Regarding your question about the relationship between the integration by substitution formula and the line integral formula, there is indeed a connection. In fact, the integration by substitution formula is a generalization of the line integral formula.
To see this, let F:U⊂Rn→Rn be a vector field and let Γ be a smooth curve in U parametrized by r:[a,b]→Γ. Then, we can write the line integral of F over Γ as:
∫Γ F(r)⋅dr = ∫a^b F(r(t))⋅r'(t)dt
where ⋅ is the dot product. Now, let φ:U→Rn be a diffeomorphism (i.e., a bijective, differentiable function with a differentiable inverse) and let f:Rn→Rn be a vector field.
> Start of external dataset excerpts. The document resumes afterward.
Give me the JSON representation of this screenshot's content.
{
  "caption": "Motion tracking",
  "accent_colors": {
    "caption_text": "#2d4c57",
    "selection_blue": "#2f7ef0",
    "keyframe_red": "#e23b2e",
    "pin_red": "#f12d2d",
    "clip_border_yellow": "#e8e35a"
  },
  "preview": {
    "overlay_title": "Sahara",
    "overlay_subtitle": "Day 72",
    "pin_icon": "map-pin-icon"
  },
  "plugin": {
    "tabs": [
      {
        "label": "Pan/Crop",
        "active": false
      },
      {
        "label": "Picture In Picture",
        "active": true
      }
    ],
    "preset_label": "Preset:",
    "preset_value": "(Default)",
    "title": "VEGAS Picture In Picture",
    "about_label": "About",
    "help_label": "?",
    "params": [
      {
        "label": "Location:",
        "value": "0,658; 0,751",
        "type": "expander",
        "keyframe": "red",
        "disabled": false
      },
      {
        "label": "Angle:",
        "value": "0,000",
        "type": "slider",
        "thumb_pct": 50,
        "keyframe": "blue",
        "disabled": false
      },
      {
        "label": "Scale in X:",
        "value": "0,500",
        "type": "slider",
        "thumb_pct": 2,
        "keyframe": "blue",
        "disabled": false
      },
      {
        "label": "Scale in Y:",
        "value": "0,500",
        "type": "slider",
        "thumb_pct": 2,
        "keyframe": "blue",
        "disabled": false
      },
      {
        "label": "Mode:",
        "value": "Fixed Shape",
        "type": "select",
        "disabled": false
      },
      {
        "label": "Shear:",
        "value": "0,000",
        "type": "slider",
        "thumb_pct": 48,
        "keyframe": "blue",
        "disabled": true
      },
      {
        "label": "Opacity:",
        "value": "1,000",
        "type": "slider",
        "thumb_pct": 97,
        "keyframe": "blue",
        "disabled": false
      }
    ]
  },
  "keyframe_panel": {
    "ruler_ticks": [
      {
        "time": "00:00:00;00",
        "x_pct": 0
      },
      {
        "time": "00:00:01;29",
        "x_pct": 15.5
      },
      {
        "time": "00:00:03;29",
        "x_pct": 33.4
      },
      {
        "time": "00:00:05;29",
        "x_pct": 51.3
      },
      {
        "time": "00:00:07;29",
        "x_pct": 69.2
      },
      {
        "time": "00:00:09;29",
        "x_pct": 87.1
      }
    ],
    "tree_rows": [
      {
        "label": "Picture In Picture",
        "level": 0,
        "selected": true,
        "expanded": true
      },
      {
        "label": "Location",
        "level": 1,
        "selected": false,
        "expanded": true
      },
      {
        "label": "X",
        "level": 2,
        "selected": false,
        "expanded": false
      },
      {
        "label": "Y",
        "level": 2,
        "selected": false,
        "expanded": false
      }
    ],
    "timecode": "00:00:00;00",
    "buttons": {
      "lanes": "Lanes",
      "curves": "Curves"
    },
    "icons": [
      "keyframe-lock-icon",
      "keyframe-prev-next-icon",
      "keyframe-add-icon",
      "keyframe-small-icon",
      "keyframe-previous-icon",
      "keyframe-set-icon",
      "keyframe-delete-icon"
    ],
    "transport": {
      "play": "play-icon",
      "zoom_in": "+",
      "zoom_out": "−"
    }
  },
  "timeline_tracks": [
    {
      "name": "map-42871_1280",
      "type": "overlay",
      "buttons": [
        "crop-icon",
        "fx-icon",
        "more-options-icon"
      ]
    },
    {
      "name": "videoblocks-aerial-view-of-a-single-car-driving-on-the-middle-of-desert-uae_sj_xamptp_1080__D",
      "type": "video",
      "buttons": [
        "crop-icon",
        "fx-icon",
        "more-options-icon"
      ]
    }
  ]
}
Then, we can use the integration by substitution formula to write:
∫φ(U)f(v)dv = ∫U f(φ(u))|det(Dφ)(u)|du
where dv is the volume element in Rn and du is the volume element in U. Now, if we set f = F∘φ^-1, we get:
∫φ(U)F(r)⋅dr = ∫φ(U)F(φ(u))⋅|det(Dφ)(u)|du
where r = φ(u) is a point on Γ. Now, we can apply the change of variables u = φ^-1(r) and get:
∫φ(U)F(r)⋅dr = ∫U F(φ(u))⋅|det(Dφ)(u)|du = ∫Γ F(r)⋅n(r)ds
where n(r) is the unit normal vector to Γ at r and ds is the arc length element along Γ. This is precisely the line integral formula.
So, the integration by substitution formula is a generalization of the line integral formula, where we can integrate vector fields over arbitrary regions using diffeomorphisms.